FIG. 1 is a cross-sectional view showing a driving side of an injection molding gate cut mechanism / ejector mechanism according to an embodiment of the present invention.

FIG. 2 is a cross-sectional view showing the driven side of the injection-molding gate-cut mechanism / ejector mechanism as well.

FIG. 3 is an explanatory view of the same operation on the driven side.

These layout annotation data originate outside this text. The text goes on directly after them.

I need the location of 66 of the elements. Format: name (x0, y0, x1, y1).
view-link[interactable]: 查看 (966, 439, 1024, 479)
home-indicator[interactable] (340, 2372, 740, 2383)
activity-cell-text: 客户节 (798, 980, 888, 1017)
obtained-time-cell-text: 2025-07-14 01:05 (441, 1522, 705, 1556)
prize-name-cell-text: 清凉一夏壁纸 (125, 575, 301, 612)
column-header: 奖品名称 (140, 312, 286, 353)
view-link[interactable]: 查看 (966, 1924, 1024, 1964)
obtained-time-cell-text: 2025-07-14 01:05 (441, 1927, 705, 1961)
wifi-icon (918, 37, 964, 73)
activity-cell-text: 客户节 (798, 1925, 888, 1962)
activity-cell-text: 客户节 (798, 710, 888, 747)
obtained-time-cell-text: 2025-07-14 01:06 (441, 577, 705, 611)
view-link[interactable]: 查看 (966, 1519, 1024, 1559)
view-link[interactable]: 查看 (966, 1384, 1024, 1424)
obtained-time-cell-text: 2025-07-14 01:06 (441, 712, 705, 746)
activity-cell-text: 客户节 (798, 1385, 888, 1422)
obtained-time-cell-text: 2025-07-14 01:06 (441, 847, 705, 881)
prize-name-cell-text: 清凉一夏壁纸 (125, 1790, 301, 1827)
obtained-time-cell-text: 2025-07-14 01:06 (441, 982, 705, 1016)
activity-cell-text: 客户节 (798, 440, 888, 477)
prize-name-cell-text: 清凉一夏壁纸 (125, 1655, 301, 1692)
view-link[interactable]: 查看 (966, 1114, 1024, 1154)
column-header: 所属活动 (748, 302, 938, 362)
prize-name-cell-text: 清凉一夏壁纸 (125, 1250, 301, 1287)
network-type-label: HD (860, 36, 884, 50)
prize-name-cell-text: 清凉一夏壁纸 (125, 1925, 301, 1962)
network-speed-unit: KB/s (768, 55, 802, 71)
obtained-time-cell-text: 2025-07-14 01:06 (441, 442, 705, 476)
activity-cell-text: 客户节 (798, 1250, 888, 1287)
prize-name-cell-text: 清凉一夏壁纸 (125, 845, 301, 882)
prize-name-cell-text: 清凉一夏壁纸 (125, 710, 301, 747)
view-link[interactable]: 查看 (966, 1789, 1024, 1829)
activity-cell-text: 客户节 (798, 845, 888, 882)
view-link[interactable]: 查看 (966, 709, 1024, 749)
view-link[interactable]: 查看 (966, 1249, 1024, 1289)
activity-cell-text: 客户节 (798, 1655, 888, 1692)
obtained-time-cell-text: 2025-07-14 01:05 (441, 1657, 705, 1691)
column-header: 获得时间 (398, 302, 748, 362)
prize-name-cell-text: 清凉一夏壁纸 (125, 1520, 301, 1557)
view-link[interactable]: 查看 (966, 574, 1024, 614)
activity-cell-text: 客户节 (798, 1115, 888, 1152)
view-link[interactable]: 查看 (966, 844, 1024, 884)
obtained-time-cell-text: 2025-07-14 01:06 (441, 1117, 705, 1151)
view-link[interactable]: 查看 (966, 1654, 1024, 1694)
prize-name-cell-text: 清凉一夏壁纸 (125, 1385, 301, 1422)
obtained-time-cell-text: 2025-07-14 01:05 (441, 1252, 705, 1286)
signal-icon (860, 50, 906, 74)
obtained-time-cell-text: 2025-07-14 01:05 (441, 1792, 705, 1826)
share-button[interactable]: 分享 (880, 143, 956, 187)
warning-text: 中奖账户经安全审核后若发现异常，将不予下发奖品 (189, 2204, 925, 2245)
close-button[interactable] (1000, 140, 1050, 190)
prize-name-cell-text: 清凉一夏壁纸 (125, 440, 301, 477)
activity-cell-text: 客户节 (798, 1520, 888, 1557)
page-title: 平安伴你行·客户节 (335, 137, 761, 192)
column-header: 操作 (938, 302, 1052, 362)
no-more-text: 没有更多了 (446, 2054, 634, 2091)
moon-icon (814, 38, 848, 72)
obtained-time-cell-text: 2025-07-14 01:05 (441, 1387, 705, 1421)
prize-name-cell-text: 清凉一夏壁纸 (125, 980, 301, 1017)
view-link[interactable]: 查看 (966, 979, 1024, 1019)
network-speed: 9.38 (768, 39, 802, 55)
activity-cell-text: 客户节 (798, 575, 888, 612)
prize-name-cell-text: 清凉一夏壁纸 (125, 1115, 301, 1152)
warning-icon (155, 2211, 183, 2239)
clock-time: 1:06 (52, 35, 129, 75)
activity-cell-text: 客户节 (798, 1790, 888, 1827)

FIG. 4 is an explanatory view of the same operation on the driven side.

[Explanation of symbols]

1: mold, 2a: fixed mold, 3a: movable mold, 10: gate cut mechanism, 12: drive side gate cut pin, 1
3: Driven side gate cut pin, 14: Support member, 15:
Ball screw member, 15a: screw part, 17: nut member,
18: Gate cut plate, 20: Electric motor, 20
a: motor shaft, 24: pneumatic cylinder device, 24a: piston rod, 25: winding transmission device, 30: ejector mechanism, 32: drive side ejector pin, 33: driven side ejector pin.

Claims (2)

[Claims] 1. A gate cutting mechanism and an ejector mechanism for injection molding, wherein the gate cutting mechanism (10) and the ejector mechanism (30) operate independently of each other, wherein the gate cutting mechanism (10) is a movable platen (3b). A drive side gate cut pin (12) movably arranged on the drive side, a support member (14) fixed to the movable plate (3b), and a gate cut plate (18) fixed to the drive side gate cut pin (12). ,
A nut member (17) fixed to the gate cut plate (18) and a ball screw member (15) with which the screw portion (15a) engages with the nut member (17), and the ball screw member (15) is a support member. A ball screw mechanism rotatably supported by (14) so as not to move in the direction of the central axis, an electric motor (20) fixed to the support member (14), and a motor shaft (20a) of the electric motor (20). And a ball screw member (15) wound around the ball screw member (15).
And a winding transmission device (25) for rotationally driving the
The ejector mechanism (30) is fixed to the drive side ejector pin (32) movably arranged in the through hole of the drive side gate cut pin (12) and the support member (14), and the drive side ejector pin (32) is provided. 32) A pneumatic cylinder device (24) for driving the injection molding gate cutting mechanism and ejector mechanism for injection molding. 2. The injection-molding gate-cut mechanism and ejector mechanism according to claim 1, wherein a plurality of ball-screw mechanisms are arranged at an equal distance from the drive-side gate-cut pin (12).